Reputation: 1519
I know this is not appropriate , but I wanted to get SO's opinion .
I am building a simulation where the objects have to interact with each other. So inorder too keep track of the other object an object interacts with , I am keeping pointers to them. But in my case , an object might have to interact with about 15 000 other objects and hence I end up having to keep 15 000 pointers in a vector for each of the objects . I want at least 1 billion , hopefully more of these objects to do a proper simulation of my problem .
I am thinking of storing the objects in a vector and then just using an index to refer to the object. This way I will be able to just need to keep a vector of 15,000 32 bit integers rather than storing 15,000 64 bit pointers.
One disadvantage of this might be that there will be slow down in performance , but I am willing to give up some performance for larger scale ?
15 000 is the maximum , sometimes I just need to point to a 1000 objects.
Are there any better solutions to this problem ? Has anyone else faced similar problems in simulation etc , and what did you do ?
Are there any good books / articles etc on doing large scale simulation in cpp ? I am also worried about how issues like caching , locking and memory alignment is going to hit my performance .
Thank you for the suggestions in the comments. I wanted to give more information about locality within the problem.
An object only interacts with other objects in its vicinity , and this vicinity are different sections . Meaning , there are sections within the larger space. And if an object is within a section , it only has to interact with other objects within that section. There are some object which interact across sections , but I am ignoring them.
This seems to be the only relevant information that I can give you.
Upvotes: 1
Views: 158
Reputation: 13269
An object only interacts with other objects in its vicinity , and this vicinity are different sections . [...] And if an object is within a section , it only has to interact with other objects within that section.
If every object within a section interacts with every other objects in the same section, you can just keep track of the section your objects live in. Considering you don't have too many sections, you can probably do that with a single int
per object. When you want to know whether two objects have to be interacting, compare their section number.
Another, hopefully better way to do that might require you to redesign your simulation. If objects only live within sections, then make these sections own your objects. That way, you don't need the extra "section number" for each object. When considering interactions, simply operate within one section at a time.

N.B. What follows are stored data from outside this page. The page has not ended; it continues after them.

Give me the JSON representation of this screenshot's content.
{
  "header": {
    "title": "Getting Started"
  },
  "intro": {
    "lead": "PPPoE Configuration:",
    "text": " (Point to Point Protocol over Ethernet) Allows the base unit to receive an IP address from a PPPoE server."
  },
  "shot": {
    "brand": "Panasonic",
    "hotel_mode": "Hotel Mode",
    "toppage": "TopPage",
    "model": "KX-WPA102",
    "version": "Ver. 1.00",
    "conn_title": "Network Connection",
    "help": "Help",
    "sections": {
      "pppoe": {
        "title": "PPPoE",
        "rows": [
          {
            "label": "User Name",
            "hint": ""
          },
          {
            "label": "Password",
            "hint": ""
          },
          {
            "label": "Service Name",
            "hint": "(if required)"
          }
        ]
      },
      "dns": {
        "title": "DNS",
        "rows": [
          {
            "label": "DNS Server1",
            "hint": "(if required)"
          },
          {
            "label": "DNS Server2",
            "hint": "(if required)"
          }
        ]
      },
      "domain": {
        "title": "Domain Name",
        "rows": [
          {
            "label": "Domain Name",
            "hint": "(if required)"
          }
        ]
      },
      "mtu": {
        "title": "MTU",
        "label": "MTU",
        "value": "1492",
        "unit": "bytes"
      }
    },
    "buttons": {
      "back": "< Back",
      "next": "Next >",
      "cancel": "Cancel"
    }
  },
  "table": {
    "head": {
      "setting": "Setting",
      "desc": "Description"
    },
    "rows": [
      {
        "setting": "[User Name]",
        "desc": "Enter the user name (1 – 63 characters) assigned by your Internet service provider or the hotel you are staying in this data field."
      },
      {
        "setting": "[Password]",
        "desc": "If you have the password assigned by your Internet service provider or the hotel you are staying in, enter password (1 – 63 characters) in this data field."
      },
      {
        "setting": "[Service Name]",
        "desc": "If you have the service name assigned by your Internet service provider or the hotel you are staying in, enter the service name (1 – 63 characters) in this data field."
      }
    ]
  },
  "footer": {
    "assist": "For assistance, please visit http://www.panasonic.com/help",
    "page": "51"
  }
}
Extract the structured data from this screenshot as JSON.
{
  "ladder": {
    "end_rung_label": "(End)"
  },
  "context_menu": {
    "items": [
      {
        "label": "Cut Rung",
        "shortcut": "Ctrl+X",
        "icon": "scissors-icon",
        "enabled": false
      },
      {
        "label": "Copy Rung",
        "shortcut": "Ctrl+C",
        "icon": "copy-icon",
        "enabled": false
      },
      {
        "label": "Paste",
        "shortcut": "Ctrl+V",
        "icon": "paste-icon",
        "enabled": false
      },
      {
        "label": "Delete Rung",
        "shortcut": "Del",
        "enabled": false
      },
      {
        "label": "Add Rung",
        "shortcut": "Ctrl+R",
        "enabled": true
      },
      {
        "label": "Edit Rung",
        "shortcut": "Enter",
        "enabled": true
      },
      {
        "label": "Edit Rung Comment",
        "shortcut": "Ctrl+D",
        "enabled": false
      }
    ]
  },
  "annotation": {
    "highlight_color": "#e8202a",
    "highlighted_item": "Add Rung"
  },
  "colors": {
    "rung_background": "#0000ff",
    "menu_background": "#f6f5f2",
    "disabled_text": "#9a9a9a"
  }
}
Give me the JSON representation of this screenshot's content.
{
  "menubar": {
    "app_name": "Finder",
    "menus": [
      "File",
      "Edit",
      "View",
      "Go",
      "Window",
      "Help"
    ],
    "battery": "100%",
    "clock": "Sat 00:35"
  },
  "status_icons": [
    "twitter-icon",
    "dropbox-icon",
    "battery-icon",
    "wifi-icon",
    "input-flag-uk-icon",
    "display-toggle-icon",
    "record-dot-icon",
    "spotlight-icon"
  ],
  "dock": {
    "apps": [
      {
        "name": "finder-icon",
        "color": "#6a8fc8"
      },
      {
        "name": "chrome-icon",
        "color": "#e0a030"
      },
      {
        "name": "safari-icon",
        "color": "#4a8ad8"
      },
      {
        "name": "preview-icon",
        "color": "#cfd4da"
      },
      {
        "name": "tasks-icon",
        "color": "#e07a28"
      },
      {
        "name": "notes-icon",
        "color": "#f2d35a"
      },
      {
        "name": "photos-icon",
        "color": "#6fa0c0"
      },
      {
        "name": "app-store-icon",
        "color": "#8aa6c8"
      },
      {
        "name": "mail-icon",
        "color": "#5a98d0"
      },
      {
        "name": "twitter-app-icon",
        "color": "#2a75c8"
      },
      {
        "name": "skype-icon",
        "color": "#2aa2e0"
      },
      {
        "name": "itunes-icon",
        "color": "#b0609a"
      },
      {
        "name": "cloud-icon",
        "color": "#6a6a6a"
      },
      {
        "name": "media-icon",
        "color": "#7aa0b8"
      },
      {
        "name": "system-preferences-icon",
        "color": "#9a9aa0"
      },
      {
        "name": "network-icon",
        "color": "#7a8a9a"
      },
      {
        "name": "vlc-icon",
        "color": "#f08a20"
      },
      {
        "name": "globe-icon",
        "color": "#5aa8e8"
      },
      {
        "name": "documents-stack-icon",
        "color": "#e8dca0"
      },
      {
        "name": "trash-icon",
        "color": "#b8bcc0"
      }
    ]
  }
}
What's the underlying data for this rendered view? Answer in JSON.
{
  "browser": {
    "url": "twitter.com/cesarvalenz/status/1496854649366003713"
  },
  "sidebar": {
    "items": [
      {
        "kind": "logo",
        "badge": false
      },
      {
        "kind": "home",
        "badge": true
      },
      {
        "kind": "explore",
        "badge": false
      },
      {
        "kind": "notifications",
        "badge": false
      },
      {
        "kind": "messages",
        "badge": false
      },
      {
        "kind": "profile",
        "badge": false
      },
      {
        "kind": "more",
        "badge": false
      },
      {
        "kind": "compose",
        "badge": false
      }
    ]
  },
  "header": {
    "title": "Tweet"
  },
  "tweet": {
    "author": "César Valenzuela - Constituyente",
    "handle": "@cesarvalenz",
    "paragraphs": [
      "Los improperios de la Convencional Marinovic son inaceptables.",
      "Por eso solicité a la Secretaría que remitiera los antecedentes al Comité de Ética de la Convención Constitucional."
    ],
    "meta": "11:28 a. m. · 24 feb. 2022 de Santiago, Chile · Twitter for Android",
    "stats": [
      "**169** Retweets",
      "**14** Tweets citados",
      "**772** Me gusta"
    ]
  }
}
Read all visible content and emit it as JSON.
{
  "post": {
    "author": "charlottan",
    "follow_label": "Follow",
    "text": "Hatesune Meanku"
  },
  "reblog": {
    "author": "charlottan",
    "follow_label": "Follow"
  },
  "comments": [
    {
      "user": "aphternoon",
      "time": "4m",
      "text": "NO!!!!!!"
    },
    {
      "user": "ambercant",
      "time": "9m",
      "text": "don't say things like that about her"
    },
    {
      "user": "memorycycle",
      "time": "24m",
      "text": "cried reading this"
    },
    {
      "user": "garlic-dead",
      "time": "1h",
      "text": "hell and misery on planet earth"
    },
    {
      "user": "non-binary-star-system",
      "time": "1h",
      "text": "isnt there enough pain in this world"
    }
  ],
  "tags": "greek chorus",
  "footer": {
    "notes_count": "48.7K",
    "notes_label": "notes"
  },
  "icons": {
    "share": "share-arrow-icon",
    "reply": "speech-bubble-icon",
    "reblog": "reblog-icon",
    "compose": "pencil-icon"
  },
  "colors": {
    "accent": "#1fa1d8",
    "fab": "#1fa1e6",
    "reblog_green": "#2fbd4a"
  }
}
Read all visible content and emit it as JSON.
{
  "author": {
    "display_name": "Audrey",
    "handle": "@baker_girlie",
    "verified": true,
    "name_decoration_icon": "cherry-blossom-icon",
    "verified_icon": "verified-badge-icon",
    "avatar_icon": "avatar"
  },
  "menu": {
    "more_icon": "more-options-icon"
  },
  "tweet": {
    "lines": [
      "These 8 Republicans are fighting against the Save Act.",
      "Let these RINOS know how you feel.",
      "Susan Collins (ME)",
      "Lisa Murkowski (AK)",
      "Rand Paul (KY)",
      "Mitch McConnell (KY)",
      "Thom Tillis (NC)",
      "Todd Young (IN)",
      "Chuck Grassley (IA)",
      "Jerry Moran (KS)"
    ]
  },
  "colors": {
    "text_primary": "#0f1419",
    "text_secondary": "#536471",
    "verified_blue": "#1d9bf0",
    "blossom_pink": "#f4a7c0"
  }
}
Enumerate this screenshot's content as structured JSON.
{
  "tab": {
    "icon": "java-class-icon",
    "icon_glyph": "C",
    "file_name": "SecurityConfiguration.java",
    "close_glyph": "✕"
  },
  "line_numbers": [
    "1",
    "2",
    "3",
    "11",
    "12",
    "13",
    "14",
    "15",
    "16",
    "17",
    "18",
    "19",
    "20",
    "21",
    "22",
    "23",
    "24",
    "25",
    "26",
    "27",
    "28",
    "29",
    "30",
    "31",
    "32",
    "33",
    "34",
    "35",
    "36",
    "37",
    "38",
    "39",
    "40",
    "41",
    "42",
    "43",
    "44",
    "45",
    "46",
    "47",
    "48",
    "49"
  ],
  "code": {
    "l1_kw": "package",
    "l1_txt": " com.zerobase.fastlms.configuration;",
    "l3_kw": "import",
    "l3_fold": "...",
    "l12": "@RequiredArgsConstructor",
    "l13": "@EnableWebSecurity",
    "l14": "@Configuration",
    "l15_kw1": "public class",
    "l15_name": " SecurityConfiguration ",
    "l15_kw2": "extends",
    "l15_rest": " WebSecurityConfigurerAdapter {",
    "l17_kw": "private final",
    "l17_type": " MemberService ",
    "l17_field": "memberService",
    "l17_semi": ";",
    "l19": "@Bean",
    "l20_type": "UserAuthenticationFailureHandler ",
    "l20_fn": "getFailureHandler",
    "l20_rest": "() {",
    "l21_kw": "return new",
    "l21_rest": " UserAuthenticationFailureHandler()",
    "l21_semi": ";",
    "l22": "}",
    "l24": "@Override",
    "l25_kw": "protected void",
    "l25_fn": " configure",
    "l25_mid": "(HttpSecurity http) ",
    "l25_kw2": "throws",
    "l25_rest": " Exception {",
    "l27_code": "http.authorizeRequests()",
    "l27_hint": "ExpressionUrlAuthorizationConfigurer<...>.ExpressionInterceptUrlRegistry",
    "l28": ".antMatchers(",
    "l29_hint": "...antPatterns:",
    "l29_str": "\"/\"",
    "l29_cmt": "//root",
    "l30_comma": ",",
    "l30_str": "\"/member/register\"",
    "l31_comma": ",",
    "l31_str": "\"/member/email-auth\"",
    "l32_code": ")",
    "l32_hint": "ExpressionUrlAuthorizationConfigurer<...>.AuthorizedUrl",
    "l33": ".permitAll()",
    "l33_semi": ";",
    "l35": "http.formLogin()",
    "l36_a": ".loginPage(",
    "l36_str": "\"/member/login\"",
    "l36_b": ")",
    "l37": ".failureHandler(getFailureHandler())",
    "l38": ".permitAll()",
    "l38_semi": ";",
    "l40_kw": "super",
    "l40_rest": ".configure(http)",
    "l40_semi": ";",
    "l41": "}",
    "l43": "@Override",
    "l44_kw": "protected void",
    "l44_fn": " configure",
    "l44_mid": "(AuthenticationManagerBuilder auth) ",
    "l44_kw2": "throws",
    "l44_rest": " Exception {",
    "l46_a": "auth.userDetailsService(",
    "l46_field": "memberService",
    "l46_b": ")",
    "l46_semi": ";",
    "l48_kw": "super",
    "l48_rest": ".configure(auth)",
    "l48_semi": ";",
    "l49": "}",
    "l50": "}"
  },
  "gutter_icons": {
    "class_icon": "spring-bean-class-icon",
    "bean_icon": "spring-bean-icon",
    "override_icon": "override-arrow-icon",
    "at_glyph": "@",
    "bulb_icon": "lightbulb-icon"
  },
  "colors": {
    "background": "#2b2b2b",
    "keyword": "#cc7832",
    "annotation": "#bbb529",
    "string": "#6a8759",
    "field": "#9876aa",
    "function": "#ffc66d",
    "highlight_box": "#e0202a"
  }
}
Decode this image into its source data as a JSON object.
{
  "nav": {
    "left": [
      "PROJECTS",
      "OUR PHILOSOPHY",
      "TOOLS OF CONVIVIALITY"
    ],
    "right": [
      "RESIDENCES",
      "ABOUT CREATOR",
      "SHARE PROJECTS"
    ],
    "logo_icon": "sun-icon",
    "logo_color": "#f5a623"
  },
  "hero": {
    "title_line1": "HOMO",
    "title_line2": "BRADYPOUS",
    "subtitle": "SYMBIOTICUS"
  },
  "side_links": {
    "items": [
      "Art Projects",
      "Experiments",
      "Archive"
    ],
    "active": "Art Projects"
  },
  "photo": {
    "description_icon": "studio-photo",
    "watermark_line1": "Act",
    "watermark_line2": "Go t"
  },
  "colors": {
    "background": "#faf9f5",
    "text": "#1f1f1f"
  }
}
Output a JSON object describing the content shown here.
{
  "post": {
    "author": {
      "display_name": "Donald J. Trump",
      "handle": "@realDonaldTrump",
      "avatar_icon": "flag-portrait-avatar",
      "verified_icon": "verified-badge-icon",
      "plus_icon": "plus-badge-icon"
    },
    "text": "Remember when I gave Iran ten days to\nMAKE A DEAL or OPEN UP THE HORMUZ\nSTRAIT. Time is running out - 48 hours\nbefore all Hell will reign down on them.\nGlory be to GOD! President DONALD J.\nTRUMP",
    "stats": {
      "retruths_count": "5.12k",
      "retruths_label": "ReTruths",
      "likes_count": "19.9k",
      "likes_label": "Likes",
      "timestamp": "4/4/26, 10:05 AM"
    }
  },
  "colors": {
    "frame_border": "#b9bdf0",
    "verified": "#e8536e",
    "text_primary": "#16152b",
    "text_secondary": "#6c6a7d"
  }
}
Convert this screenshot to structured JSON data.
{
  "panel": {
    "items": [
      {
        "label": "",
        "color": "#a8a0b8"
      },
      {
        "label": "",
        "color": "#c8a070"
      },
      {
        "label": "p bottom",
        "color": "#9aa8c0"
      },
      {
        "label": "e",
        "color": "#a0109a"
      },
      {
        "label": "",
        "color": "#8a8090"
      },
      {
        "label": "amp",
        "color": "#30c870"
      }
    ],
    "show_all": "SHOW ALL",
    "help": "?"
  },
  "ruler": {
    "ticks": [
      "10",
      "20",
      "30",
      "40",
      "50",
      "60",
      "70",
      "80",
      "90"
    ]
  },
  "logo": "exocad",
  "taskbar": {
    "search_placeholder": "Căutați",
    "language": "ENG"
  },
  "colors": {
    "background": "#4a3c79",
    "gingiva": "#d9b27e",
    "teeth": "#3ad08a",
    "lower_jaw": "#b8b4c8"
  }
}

Also, as vu1p3n0x said in the comments, you might want to consider using quadtrees (or similar higher dimension trees). It really depends on the kind of simulation you are building.
There are some object which interact across sections , but I am ignoring them.
There are several ways to represent interactions across sections.
One way is to make them a totally different kind of data. An interaction would be represented by two sections, and within these sections, either the list of objects that are "on the edge" and can interact across the sections, or the list of actual interactions between couples of objects, depending on your simulation.
Another way is, in each section, to store differently objects that can interact across sections, let's call them border objects. Let's say that each section can interact with (objects within it can interact across) four other sections. You then store your objects in five different containers : one where objects cannot interact across sections, let's call them center objects, and one per other section for border objects. These four latter containers represent the borders of the section. When iterating over objects of a section, you first consider the center objects as you would before. Then, for each border, you consider its border objects as well as the border objects from the corresponding section. This assumes that any object in a given section can interact with objects within the same section or within only one other section.
Upvotes: 3
Reputation:
If you don't have the memory to store, for each object, the list of other objects it interacts with, then an easy way to save memory is to simply not store the list and recompute it every time you need it.
Or, if needed, store a small amount of information that lets you regenerate the list.
This assumes that your problem actually allows that.
Similarly, you can save portions of the data to disk and reload it as necessary. This requires knowing how to do I/O efficiently, of course. (unless you're doing a lot of computation on each part of the data before moving onto the next part)
Upvotes: 1
Reputation: 79
It think that there is no need to keep a vector of pointers for each object, unless the vector is going to be different for each object. If each object is going to interact with all other objects, you only need to keep one vector of references and just skip the interaction between an object and itself when it occurs.
I would not keep information about each couple objects' interaction in memory, I would try and recompute it on the spot (given the size of the problem, that's the only think you can do, unless you are working with super-computers). That includes the information about whether the interaction will take place at all.
If the objects have memory about their past relationship... I don't know, that's a harder problem. In that case you may be lucky and the set of "memorable relationships" is small for each object, otherwise... It's harder!
Upvotes: 0
Reputation: 73444
Simulation is just too broad to answer exactly what you are asking.
The best thing I could say is that there is always a:
trade-off between speed and space.
So, usually more space means more speed (you pay more space to get faster execution, makes sense, doesn't it?).
If you use integers of 32 bits, rather than pointers of 64 bits, then you would decrease the space requirements of your project. However, when it comes to speed, you can only know if it is acceptable or the performance drops rapidly.
I would suggest you to test/profile your code, by enabling optimization flags for your compiler (for examle -03
in g++) with both cases and measure the execution time.
If the execution time differs by little with the approach that takes less memory, then I would probably choose than one. But again here, it is worth-noting that:
you should decide what's critical for your application, speed or space!